S. Ramadan1, D. A. Loblaw2, A. Dhar1, H. Fakir1, L. Mendez1, M. Wronski3, J. Conyngham4, Z. Kassam5, V. S. Tan1, P. Crivellaro5, A. Ward6, J. Thiessen6, T. Y. Lee6, D. Laidley7, and G. S. Bauman1; 1Department of Radiation Oncology, London Health Sciences Centre, London, ON, Canada, 2Department of Radiation Oncology, Odette Cancer Centre, Sunnybrook Health Sciences Centre, University of Toronto, Toronto, ON, Canada, 3Department of Medical Physics, Odette Cancer Centre, Sunnybrook Health Sciences Centre, Toronto, ON, Canada, 4Patient Partner, London, ON, Canada, 5St. Josephs Hospital, London, ON, Canada, 6Department of Medical Biophysics, Western University, London, ON, Canada, 7University of Western Ontario, London, ON, Canada
Purpose/Objective(s): Stereotactic body radiation therapy (SBRT) with boosting of dominant intraprostatic lesions (DILs) has been shown to be effective in managing unfavorable-intermediate and high-risk prostate cancer. The ARGOS-CLIMBER trial is a phase I/II study utilizing a combined PSMA PET/MRI approach to identify DILs and affected lymph nodes in this patient population. This interim analysis looked at the acute toxicity resulting from five fraction SBRT treatments with simultaneous boosting of focal disease. Materials/
Methods: Patients were included if they had unfavorable-intermediate or high-risk disease, were ECOG 0-1, age >18 with histologically confirmed carcinoma of the prostate. Patients with clinical T4, prior prostate treatment, or those who could not receive PET/MRI were excluded. SBRT treatments were planned to 35Gy/5 fractions to the prostate with a maximum boost up to 50Gy/5 fractions. Seminal vesicles (SV) and pelvic lymph nodes could receive 25Gy/5 with a maximum boost up to 35Gy/5 fractions for positive nodes (up to 50Gy/5 for involved SV). Toxicity was assessed according to CTCAE V5.0 during and at 6 weeks post-treatment. Results: In total 50 patients were treated. A minority were rural (9%) or low-income (11%) from a socioeconomic perspective. Patients were found to have the following T staging by MRI: T0 n=1 (2%), T1c n=8 (16%), T2a n=9 (18%), T2b n=4 (8%), T2c n=2 (4%), T3a n=18 (36%), T3b n=6 (12%), T4 n=2 (4%).
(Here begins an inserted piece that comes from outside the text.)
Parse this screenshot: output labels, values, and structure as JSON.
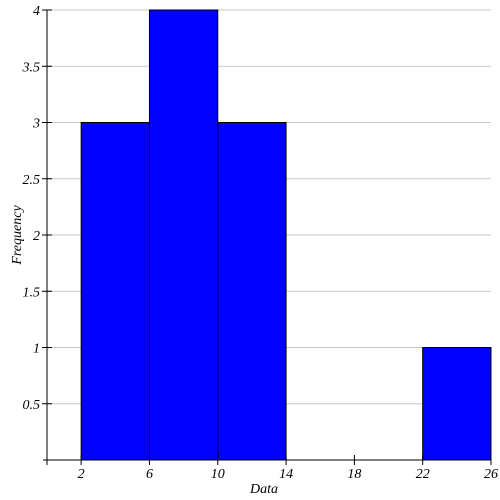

Nodal staging by MRI found N0: n=45 (90%) and N1: n=5 (10%) whereas PET imaging identified N0: n=40 (80%) and N1: n=10 (20%). Overall, n=36 (72%) had lymph nodes electively covered to 25 Gy with a median D99 of 24.1 Gy (range: 23.79 – 25.3). A total of n=10 (20%) of patients had PET-identified lymph node disease boosted to 35Gy with a median D99 of 34.8 Gy (range: 33.97-35.7). The median D99% DIL coverage was 42.5 Gy (range 40.0 – 50.5). SBRT-related acute toxicity was collected. The highest acute GI toxicity per patient was no toxicity n=20 (40%), grade 1 n=20 (40%), grade 2 n=9 (18%), and grade 3 n=1 (2%). The highest acute GU toxicity per patient was no toxicity n=13 (26%), grade 1 n=21 (42%), grade 2 n=15 (30%), and grade 3 n=1(2%). The highest acute sexual toxicity per patient was no toxicity n=40 (80%), grade 1 n=4 (8%), grade 2 n=2 (4%), grade 3 n=4 (8%). The grade three toxicities were categorized as follows: GI - diarrhea n=1, GU - pain from fiducials and catheterization n=1, Sexual - Erectile dysfunction n=4. The highest other acute toxicities per patient were no toxicity n=35 (70%), Grade 1 n=14 (28%), and Grade 2 n=1 (2%). Other toxicities included pain, fatigue, insomnia, and anxiety. There were no acute grade 4 or 5 toxicities identified. Conclusion: PSMA PET and MRI-guided SBRT boosting of DILs was found to be both feasible and safe with a limited acute toxicity profile. Ongoing follow-up is underway to identify late toxicities, quality of life, and disease-free survival associated with focused SBRT treatments.